An NBA source told The Post recently the Pistons would pursue Robinson if they don’t land Holmgren in the draft.
Before Robinson hits free agency on July 1, the Knicks can still sign an extension with him at a max amount of four years, $55 million — or $13.7 million per year. Robinson is a unique old-school center, so beauty is in the eye of the beholder when it comes to its worth in the center-diminished NBA.
“I think there’s little chance he goes backunless the market is not what he thinks it is or if the Knicks overpay,” one NBA executive said.
Though Knicks president Leon Rose didn’t draft Robinson (he’s the pride and joy of general manager Scott Perry), he would not rule out an agreement when he spoke on April 10 to MSG Network.
“With Mitchell there has been ongoing discussions throughout the year with his agent and those discussions will continue, will continue for the remainder of the time till free agency,” Rose said.
Robinson stayed healthy this past season after being injury-plagued his first three seasons. But one thing to bear in mind is that when the Knicks were at their winning peak in the 2020-21 season, Nerlens Noel was starting center while Robinson rehabbed a broken foot.

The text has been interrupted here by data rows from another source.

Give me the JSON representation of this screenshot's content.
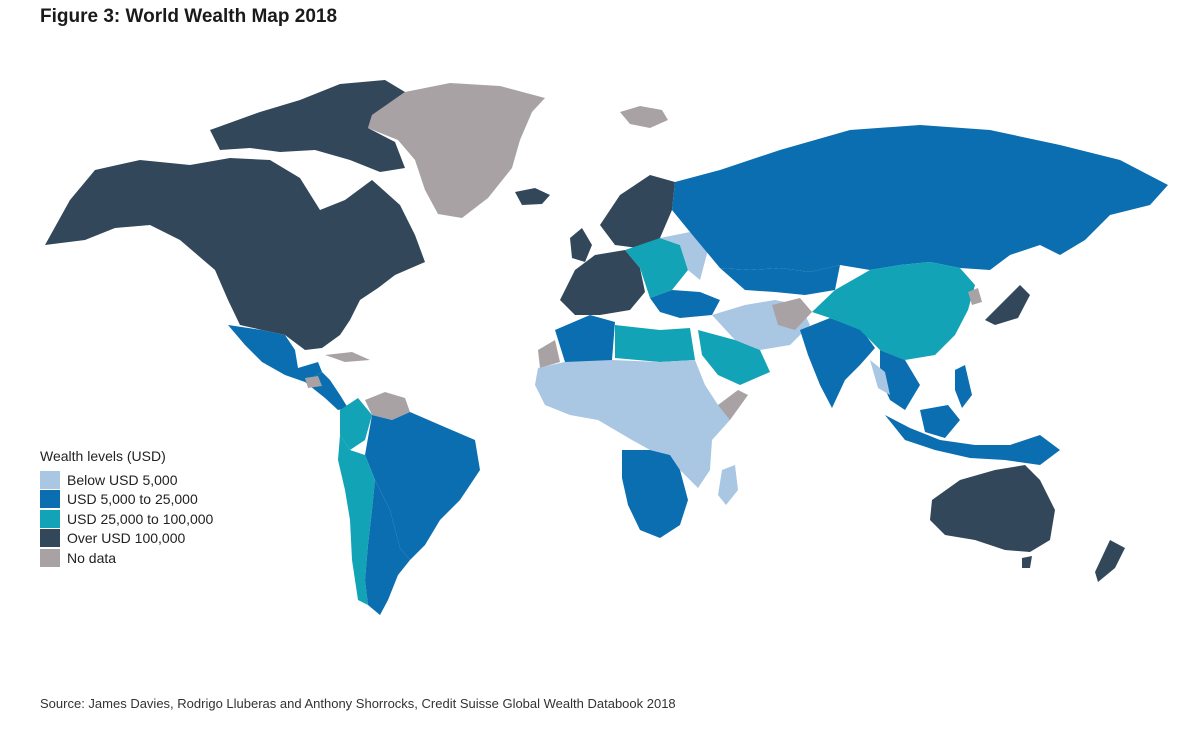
{
  "title": "Figure 3: World Wealth Map 2018",
  "legend": {
    "title": "Wealth levels (USD)",
    "items": [
      {
        "label": "Below USD 5,000",
        "color": "#a9c6e3"
      },
      {
        "label": "USD 5,000 to 25,000",
        "color": "#0a6eb0"
      },
      {
        "label": "USD 25,000 to 100,000",
        "color": "#13a3b6"
      },
      {
        "label": "Over USD 100,000",
        "color": "#33475b"
      },
      {
        "label": "No data",
        "color": "#a9a2a5"
      }
    ]
  },
  "source": "Source: James Davies, Rodrigo Lluberas and Anthony Shorrocks, Credit Suisse Global Wealth Databook 2018",
  "colors": {
    "below_5k": "#a9c6e3",
    "5k_25k": "#0a6eb0",
    "25k_100k": "#13a3b6",
    "over_100k": "#33475b",
    "no_data": "#a9a2a5"
  }
}
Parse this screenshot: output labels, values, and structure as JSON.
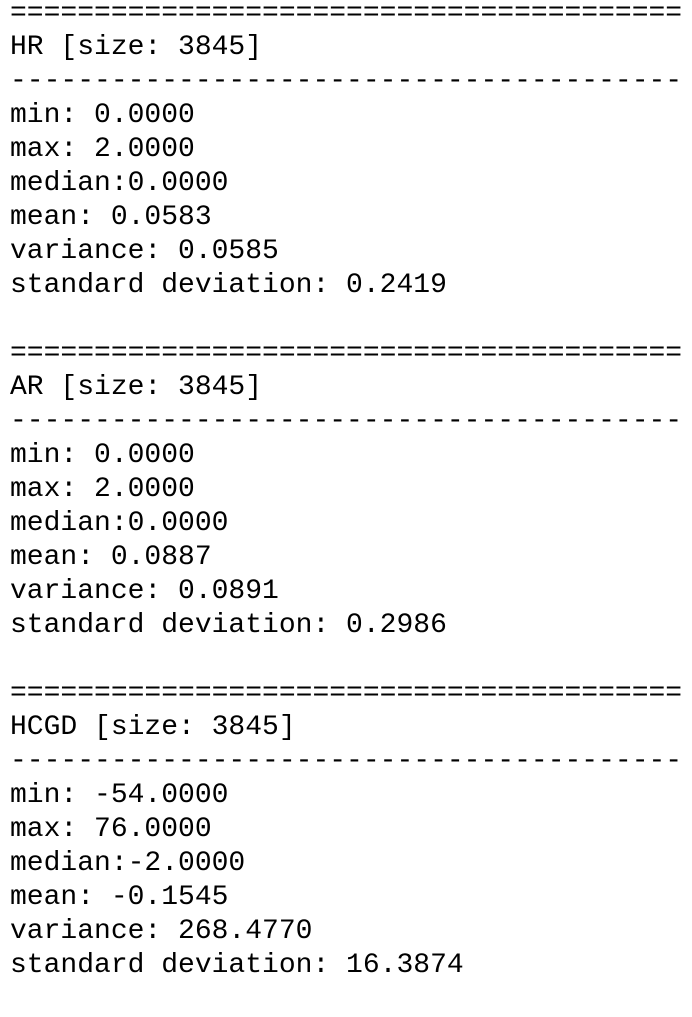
{
  "blocks": [
    {
      "separator": "========================================",
      "header": "HR [size: 3845]",
      "divider": "----------------------------------------",
      "lines": [
        "min: 0.0000",
        "max: 2.0000",
        "median:0.0000",
        "mean: 0.0583",
        "variance: 0.0585",
        "standard deviation: 0.2419"
      ]
    },
    {
      "separator": "========================================",
      "header": "AR [size: 3845]",
      "divider": "----------------------------------------",
      "lines": [
        "min: 0.0000",
        "max: 2.0000",
        "median:0.0000",
        "mean: 0.0887",
        "variance: 0.0891",
        "standard deviation: 0.2986"
      ]
    },
    {
      "separator": "========================================",
      "header": "HCGD [size: 3845]",
      "divider": "----------------------------------------",
      "lines": [
        "min: -54.0000",
        "max: 76.0000",
        "median:-2.0000",
        "mean: -0.1545",
        "variance: 268.4770",
        "standard deviation: 16.3874"
      ]
    }
  ]
}
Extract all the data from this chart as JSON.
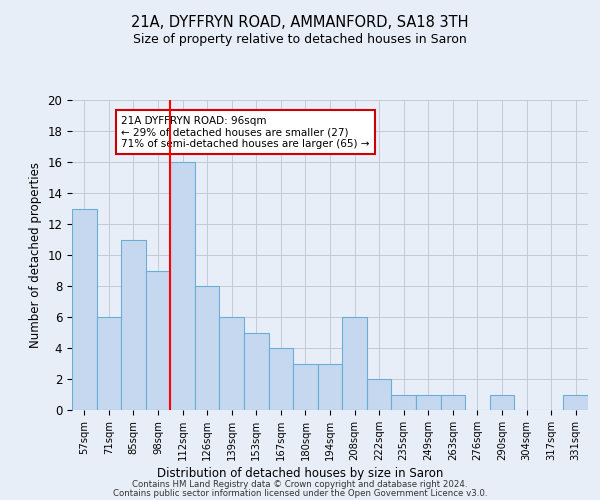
{
  "title1": "21A, DYFFRYN ROAD, AMMANFORD, SA18 3TH",
  "title2": "Size of property relative to detached houses in Saron",
  "xlabel": "Distribution of detached houses by size in Saron",
  "ylabel": "Number of detached properties",
  "categories": [
    "57sqm",
    "71sqm",
    "85sqm",
    "98sqm",
    "112sqm",
    "126sqm",
    "139sqm",
    "153sqm",
    "167sqm",
    "180sqm",
    "194sqm",
    "208sqm",
    "222sqm",
    "235sqm",
    "249sqm",
    "263sqm",
    "276sqm",
    "290sqm",
    "304sqm",
    "317sqm",
    "331sqm"
  ],
  "values": [
    13,
    6,
    11,
    9,
    16,
    8,
    6,
    5,
    4,
    3,
    3,
    6,
    2,
    1,
    1,
    1,
    0,
    1,
    0,
    0,
    1
  ],
  "bar_color": "#c5d8f0",
  "bar_edge_color": "#6aaed6",
  "ylim": [
    0,
    20
  ],
  "yticks": [
    0,
    2,
    4,
    6,
    8,
    10,
    12,
    14,
    16,
    18,
    20
  ],
  "redline_x": 3.5,
  "annotation_text": "21A DYFFRYN ROAD: 96sqm\n← 29% of detached houses are smaller (27)\n71% of semi-detached houses are larger (65) →",
  "annotation_box_color": "#ffffff",
  "annotation_box_edge": "#cc0000",
  "footer1": "Contains HM Land Registry data © Crown copyright and database right 2024.",
  "footer2": "Contains public sector information licensed under the Open Government Licence v3.0.",
  "bg_color": "#e8eef8"
}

“Everything is taken into account,” Rose said. ”You have to look at that. You have to look at the injury history. You have to look at all those things in making your decision, but for the most part, I thought he did a really good job this year.”
Robinson has given passive-aggressive signals of not being happy and The Post reported in February that if he reaches free agency, he likely will be gone† Robinson’s social media messages have veered toward complaints about his offensive role. In his time with the Knicks, Robinson has been just a put-back and lob guy.
His uncle tweeted last spring, “Knicks don’t believe in passing the ball to their bigs. Lowkey like the knicks but can’t wait for my nephew to get out of there.”
Robinson posted a since-deleted message on social media:
“Everyone knows when everybody gets involved and the ball moving and everyone touching the ball, the energy and effort goes to another level. (L)et me (ask) you this, and be 100% with your answer; how would you feel just running up and down the court for 48 or even for 20 minutes?”